Statement of Work Dr. Sears will be co-leader of the Tissue Characterization Core of this Atlas grant working with Dr. Ken Lau (Vanderbilt). Dr. Sears and her laboratory will provide technical and analytical expertise on biofilm detection on human colon tissues. The Sears laboratory will train members of the Tissue Characterization Core in colon biofilm detection and will serve to independently read and validate a subset of colon tissue specimens once training is complete. This validation and cross-checking process will continue throughout the grant period. Furthery, Dr. Sears and her laboratory will participate in studies to address the relationship and contribution of colon biofilm formation to early colon carcinogenesis. This goal will be addressed through 2 core aims: 1) identifying the epidemiology of biofilm formation in colon adenomas; and 2) defining changes in single epithelial cell expression and proteomics in biofilm-positive vs biofilm-negative adenomas. Clinically relevant parameters for detecting and quantifying colon biofilms will be developed.
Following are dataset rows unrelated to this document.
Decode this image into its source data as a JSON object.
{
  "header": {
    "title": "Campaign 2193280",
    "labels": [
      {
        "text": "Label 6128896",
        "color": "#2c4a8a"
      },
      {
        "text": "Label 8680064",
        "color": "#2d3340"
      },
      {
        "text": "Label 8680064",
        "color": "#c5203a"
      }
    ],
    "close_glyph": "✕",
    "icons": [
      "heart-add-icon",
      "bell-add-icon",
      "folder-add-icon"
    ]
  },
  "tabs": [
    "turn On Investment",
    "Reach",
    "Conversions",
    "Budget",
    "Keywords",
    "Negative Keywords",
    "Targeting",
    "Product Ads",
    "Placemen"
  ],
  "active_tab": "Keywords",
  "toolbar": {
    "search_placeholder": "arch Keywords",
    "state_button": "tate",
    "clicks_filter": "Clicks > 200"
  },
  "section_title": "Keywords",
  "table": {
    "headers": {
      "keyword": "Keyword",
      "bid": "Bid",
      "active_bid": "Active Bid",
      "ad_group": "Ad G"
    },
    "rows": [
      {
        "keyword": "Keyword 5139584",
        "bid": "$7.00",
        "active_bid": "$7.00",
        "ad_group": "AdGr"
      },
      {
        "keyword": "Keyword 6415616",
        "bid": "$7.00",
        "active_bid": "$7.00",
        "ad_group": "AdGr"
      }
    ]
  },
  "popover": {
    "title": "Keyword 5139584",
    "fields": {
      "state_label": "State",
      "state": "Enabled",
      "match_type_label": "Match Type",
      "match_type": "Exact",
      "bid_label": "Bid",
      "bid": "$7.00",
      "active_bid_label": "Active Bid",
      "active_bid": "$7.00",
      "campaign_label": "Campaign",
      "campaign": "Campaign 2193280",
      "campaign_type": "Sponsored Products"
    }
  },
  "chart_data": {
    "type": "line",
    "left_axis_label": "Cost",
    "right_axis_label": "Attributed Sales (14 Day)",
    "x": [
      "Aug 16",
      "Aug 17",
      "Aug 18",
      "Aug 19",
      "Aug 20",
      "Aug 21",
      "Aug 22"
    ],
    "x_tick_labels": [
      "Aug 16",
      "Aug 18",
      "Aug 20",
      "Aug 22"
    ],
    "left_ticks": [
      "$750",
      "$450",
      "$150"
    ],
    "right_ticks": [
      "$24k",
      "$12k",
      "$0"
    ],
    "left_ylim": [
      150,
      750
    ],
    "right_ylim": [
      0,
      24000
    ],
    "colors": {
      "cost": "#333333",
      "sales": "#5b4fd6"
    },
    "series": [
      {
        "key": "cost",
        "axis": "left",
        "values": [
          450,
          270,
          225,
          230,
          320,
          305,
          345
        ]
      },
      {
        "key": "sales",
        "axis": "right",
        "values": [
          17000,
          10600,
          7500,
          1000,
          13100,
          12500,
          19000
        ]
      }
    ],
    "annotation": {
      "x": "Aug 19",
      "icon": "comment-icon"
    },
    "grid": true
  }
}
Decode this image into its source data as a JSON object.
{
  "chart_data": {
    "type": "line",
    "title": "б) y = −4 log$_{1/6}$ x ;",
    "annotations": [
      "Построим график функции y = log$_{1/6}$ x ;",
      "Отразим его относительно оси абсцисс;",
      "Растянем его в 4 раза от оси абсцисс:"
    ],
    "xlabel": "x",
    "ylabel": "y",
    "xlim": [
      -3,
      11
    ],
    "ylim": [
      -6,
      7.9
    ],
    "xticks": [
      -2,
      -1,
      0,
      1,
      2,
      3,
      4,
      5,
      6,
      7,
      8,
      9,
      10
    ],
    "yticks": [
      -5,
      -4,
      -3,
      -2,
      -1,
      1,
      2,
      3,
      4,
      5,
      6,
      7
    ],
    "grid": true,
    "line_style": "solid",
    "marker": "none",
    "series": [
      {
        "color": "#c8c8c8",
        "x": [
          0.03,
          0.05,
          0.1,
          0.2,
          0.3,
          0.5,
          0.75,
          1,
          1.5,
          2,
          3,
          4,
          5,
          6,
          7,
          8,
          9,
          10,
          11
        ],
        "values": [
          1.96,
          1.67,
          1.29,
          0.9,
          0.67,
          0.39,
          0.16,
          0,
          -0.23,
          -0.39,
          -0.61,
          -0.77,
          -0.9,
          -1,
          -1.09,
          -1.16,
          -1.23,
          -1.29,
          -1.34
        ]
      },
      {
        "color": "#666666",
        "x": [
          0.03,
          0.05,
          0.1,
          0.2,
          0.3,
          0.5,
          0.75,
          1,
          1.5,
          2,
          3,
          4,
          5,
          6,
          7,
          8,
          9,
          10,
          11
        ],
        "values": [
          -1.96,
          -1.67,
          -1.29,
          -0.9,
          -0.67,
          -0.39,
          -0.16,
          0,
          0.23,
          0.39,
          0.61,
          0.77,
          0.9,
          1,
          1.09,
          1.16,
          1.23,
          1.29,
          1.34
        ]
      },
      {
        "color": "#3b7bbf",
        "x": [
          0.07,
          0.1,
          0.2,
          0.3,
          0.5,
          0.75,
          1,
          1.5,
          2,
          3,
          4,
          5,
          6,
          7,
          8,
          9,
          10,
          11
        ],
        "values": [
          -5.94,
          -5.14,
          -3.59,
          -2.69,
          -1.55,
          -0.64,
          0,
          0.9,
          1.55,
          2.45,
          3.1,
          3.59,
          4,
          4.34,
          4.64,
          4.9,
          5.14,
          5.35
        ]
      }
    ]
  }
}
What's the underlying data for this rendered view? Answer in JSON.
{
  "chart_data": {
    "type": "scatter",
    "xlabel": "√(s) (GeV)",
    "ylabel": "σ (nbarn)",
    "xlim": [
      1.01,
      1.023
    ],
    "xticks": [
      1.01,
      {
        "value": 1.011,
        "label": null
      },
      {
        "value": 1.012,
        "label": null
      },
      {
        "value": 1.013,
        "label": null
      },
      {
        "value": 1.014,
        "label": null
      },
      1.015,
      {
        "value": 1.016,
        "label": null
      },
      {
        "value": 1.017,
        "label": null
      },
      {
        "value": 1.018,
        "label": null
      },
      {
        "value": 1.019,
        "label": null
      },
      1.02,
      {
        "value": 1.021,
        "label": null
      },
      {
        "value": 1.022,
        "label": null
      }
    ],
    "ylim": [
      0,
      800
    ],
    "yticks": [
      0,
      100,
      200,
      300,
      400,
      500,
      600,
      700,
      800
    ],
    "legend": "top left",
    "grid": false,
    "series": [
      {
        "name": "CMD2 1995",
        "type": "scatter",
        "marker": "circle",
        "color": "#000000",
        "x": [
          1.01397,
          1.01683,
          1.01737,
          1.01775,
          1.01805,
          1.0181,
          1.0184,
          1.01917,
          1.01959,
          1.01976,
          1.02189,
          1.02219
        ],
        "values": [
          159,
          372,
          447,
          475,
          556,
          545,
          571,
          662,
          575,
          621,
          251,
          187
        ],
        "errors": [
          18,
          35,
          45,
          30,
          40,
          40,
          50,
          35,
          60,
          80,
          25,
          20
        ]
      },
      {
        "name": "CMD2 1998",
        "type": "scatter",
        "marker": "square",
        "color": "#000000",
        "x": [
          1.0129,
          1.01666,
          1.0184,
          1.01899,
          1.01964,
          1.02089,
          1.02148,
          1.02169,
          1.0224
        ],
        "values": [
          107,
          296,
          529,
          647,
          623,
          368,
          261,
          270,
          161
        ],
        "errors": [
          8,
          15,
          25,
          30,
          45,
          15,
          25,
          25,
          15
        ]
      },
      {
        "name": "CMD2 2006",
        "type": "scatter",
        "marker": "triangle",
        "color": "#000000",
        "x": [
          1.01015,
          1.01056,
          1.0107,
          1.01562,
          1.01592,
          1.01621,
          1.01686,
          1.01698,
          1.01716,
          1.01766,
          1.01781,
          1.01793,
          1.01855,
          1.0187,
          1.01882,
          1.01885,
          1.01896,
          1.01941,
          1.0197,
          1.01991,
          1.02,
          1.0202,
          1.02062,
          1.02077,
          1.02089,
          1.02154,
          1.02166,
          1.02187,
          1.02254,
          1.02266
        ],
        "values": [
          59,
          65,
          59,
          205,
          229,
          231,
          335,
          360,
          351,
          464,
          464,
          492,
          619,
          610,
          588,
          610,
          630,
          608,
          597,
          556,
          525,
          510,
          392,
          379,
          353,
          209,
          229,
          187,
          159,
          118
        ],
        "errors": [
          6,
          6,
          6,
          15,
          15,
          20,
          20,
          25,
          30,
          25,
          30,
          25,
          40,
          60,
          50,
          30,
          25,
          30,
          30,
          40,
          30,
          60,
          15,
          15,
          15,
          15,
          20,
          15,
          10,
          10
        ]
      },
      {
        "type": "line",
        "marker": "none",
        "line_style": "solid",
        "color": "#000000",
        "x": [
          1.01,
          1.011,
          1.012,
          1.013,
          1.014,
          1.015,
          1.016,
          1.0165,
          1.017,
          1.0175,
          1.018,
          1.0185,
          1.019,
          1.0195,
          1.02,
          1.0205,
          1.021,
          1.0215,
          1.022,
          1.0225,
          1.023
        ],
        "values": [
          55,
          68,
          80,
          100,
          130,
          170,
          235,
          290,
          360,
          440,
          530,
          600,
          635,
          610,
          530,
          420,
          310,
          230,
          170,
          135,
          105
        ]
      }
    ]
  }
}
Dr. Anders is an expert in defining the type, number and location of cells in tumor samples. He has published on the MANAFEST assay which is put forth as a proof of concept in year 5 of this application. He will assist Dr. Lau on the collection and processing of blood and patient tissue for MANAFEST assays as described in year 5 of this Atlas grant. Once processed the material will be shipped from Vanderbilt to Ors. Anders' laboratory who will help with the exome sequencing of the tumor tissue, the quantification and characterization of tumor infiltrating lymphocytes and the wet chemistry involved in the T-cell proliferation assay. 1. The Lau Lab will perform scRNA-seq on human tissues and deliver the data. 2. The Lau Lab will perform spatial transcriptomics on human tissues and deliver the data. 3. The Lau Lab will perform exome and genome sequencing on human tissues and deliver the data. 4. The Lau Lab will coordinate with other centers and conduct trans-atlas analyses on the colon.

工作声明 Sears博士将成为该地图集的组织表征核心的共同领导者 肯·劳（Ken Lau）博士（范德比尔特（Vanderbilt））。 Sears博士及其实验室将提供技术和分析 人类结肠组织生物膜检测的专业知识。西尔斯实验室将培训成员 结肠生物膜检测中的组织表征核心的核心，并将独立使用 训练完成后，读取并验证结肠组织标本的子集。此验证 在整个赠款期间，交叉检查过程将继续。进一步，西尔斯博士和 她的实验室将参加研究以解决结肠的关系和贡献 生物膜形成早期结肠癌发生。该目标将通过2个核心目的来解决： 1）确定结肠腺瘤中生物膜形成的流行病学； 2）定义更改 生物膜阳性与生物膜阴性腺瘤中的单个上皮细胞表达和蛋白质组学。 将开发用于检测和量化结肠生物膜的临床相关参数。 安德斯博士是定义肿瘤样品中细胞的类型，数量和位置的专家。他 已发表在最多的测定法上，该测定法在此中作为概念证明 应用。他将协助Lau博士收集和处理血液和患者组织 对于该地图集资助的第5年中所述的最多测定法。一旦处理了材料 将从范德比尔特（Vanderbilt）运送到ORS。安德斯的实验室，将帮助外显社 肿瘤组织的测序，肿瘤浸润的定量和表征 淋巴细胞和涉及T细胞增殖测定法的湿化学。 1。LAU实验室将在人体组织上执行SCRNA-SEQ并传递数据。 2。LAU实验室将对人体组织进行空间转录组学并传递数据。 3。劳实验室将对人体组织进行外显子组和基因组测序 数据。 4。LAU实验室将与其他中心进行协调，并在 冒号。